Oklahoma is preparing to implement new medical marijuana laws later this month. But now, a group of patients and care facilities are suing the state. Specifically, they are suing over concerns that the new rules could violate patient privacy by giving law enforcement access to patient data.
Advocates and Patients Suing Oklahoma
On August 29, Oklahoma Senate Bill 1030 is set to officially go into law. But one of the provisions in that bill has raised some serious concerns in the medical marijuana community.
Specifically, language in the bill states that the Oklahoma State Department of Health will make available “all information” on a patient’s medical marijuana card to the Oklahoma Law Enforcement Telecommunications System, known as OLETS.
According to some lawmakers, that provision is not talking about patient data. Instead, these proponents say, it is only about data for medical marijuana businesses.
However, a group of concerned patients and cannabis organizations claim that distinction is not clear in the language of the bill. Now, as a result of this ambiguity, the group is suing the state.
According to local news source Tulsa World, the group filed a petition on Monday. In it, they claim that there is “an ambiguity” in the language about data sharing.
“Patient information is not part of what was supposed to be disclosed to OLETS and law enforcement,” attorney Ron Durbin told the news outlet. “What they intended to be disclosed was business license information.”
He continued: “What this bill does, by allowing patient information to be released, is it essentially brands every medical marijuana patient license holder with a scarlet letter in the state of Oklahoma.”
Concerns About Patient Data and Patient Privacy
In particular, many are concerned that the unclear language could open the door to unlawful invasion of privacy. Specifically, it could tell police and other law enforcement agencies know who is more likely to be buying, possessing, and consuming cannabis.
This type of situation, many in this group say, could lead to “disparate treatment” of medical marijuana patients. Take the concerns voiced by co-owner of the Tulsa Higher Care Clinic.
“I’m asking that when I get pulled over, the police don’t already know that I’m a medical marijuana patient,” Whitney Wehmeyer told the Tulsa World. “Not that I have shame for it, but there aren’t people that get tagged for using opiates.”

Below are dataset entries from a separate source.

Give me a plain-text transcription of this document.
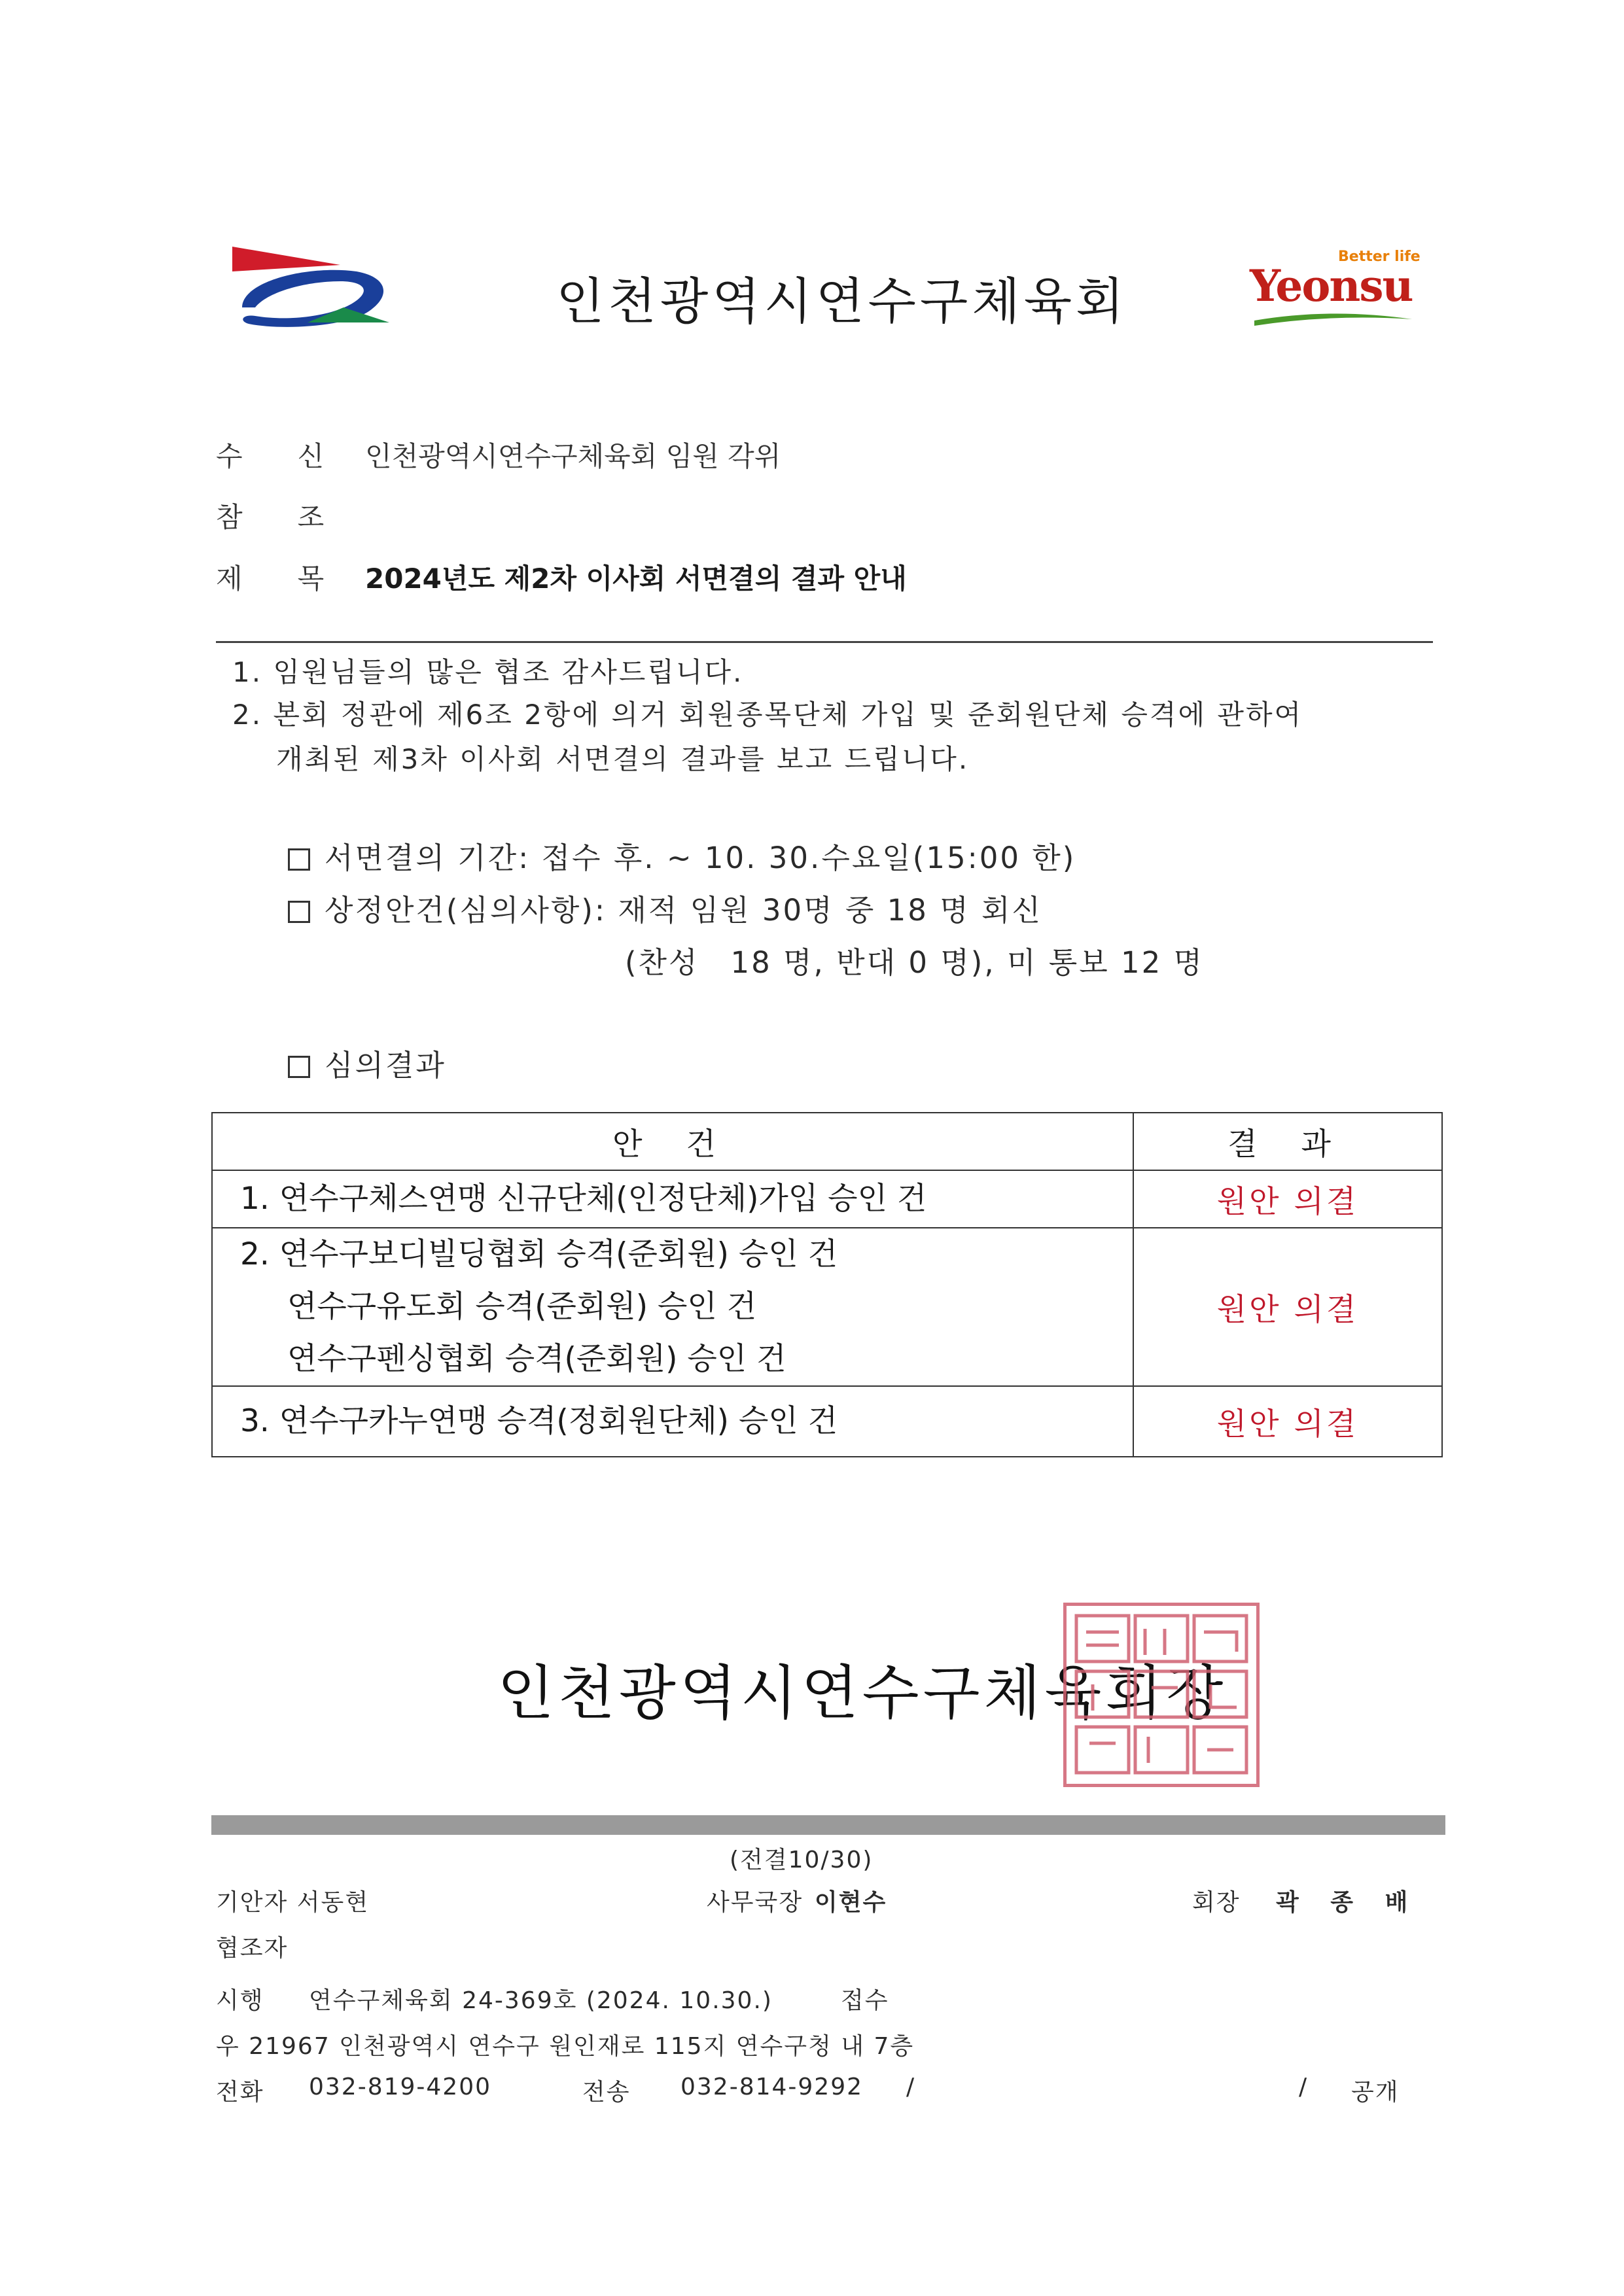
인천광역시연수구체육회
Better life
Yeonsu
수　　신 인천광역시연수구체육회 임원 각위
참　　조
제　　목 2024년도 제2차 이사회 서면결의 결과 안내
1. 임원님들의 많은 협조 감사드립니다.
2. 본회 정관에 제6조 2항에 의거 회원종목단체 가입 및 준회원단체 승격에 관하여
개최된 제3차 이사회 서면결의 결과를 보고 드립니다.
서면결의 기간: 접수 후. ~ 10. 30.수요일(15:00 한)
상정안건(심의사항): 재적 임원 30명 중 18 명 회신
(찬성　18 명, 반대 0 명), 미 통보 12 명
심의결과
안 건	결 과
1. 연수구체스연맹 신규단체(인정단체)가입 승인 건	원안 의결

2. 연수구보디빌딩협회 승격(준회원) 승인 건
연수구유도회 승격(준회원) 승인 건
연수구펜싱협회 승격(준회원) 승인 건	원안 의결
3. 연수구카누연맹 승격(정회원단체) 승인 건	원안 의결
인천광역시연수구체육회장
(전결10/30)
기안자 서동현	사무국장 이현수	회장 곽 종 배
협조자
시행 연수구체육회 24-369호 (2024. 10.30.)	접수
우 21967 인천광역시 연수구 원인재로 115지 연수구청 내 7층
전화 032-819-4200	전송 032-814-9292 /	/ 공개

Given these concerns, the lawsuit asks for a few key things. These include:
- The suit is requesting that all medical marijuana patients be legally recognized as a “class” capable of litigating as a group.
- Additionally, the suit asks the state to get a legal interpretation of which licenses will be shared with law enforcement.
Cannabis in Oklahoma
Oklahoma has been relatively slow to advance its cannabis laws. However, some progress has been made in recent years.
Most notably, voters approved medical marijuana in 2018. Since then, there has been some back and forth on the specific rules of the program.
For now, patients with a doctor’s recommendation can purchase and consume medical marijuana. Interestingly, Oklahoma will see its first-ever High Times Cannabis Cup later this month.